A Note on Over-Smoothing for Graph Neural Networks
Chen Cai, Yusu Wang
TL;DR
Over-smoothing limits the depth of GNNs. The authors use Dirichlet energy of node embeddings relative to the augmented normalized Laplacian to quantify expressiveness across layers. They prove an exponential decay bound, $E(\mathbf{f}_l(X)) \leq s_l \bar{\lambda} E(X)$ with $\bar{\lambda}=(1-\lambda)^2$, implying $E(X^{(L)})=O((s\bar{\lambda})^L)$ when $s\bar{\lambda}<1$, and extend the analysis to nonlinear activations like Leaky ReLU. Empirically, edge dropping and extreme edge weighting counteract over-smoothing and alter the Dirichlet energy, with implications for architecture design and training.
Abstract
Graph Neural Networks (GNNs) have achieved a lot of success on graph-structured data.

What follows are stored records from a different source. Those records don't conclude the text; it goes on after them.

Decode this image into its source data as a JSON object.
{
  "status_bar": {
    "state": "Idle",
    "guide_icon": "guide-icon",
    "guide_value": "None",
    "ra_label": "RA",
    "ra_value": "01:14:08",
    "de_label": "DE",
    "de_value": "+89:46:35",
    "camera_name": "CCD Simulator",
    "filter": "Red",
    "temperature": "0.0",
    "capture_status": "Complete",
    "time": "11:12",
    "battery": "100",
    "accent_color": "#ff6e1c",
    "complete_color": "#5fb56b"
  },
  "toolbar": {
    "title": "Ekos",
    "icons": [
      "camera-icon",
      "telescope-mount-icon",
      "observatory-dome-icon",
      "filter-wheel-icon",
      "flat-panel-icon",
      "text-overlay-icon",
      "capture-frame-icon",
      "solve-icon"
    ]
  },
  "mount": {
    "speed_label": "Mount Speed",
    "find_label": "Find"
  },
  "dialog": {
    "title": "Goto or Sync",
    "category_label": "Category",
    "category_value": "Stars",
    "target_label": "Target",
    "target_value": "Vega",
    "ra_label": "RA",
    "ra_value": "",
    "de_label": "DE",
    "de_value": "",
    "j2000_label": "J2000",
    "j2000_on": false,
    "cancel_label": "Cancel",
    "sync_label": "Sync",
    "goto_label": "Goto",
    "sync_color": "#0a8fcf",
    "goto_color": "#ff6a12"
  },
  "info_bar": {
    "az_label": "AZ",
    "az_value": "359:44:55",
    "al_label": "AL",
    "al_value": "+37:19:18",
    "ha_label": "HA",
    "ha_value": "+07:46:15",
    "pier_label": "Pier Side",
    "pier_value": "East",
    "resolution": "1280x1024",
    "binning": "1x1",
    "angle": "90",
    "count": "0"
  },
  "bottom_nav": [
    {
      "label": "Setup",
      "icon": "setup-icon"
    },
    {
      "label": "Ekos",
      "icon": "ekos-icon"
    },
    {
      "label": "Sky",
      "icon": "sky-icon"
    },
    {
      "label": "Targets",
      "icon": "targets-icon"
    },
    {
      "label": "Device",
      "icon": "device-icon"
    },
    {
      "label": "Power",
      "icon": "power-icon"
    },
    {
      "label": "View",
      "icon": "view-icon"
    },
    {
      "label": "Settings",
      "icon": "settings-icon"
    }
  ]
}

However, it is observed that the performance of graph neural networks does not improve as the number of layers increases. This effect, known as over-smoothing, has been analyzed mostly in linear cases. In this paper, we build upon previous results \cite{oono2019graph} to further analyze the over-smoothing effect in the general graph neural network architecture. We show when the weight matrix satisfies the conditions determined by the spectrum of augmented normalized Laplacian, the Dirichlet energy of embeddings will converge to zero, resulting in the loss of discriminative power. Using Dirichlet energy to measure "expressiveness" of embedding is conceptually clean; it leads to simpler proofs than \cite{oono2019graph} and can handle more non-linearities.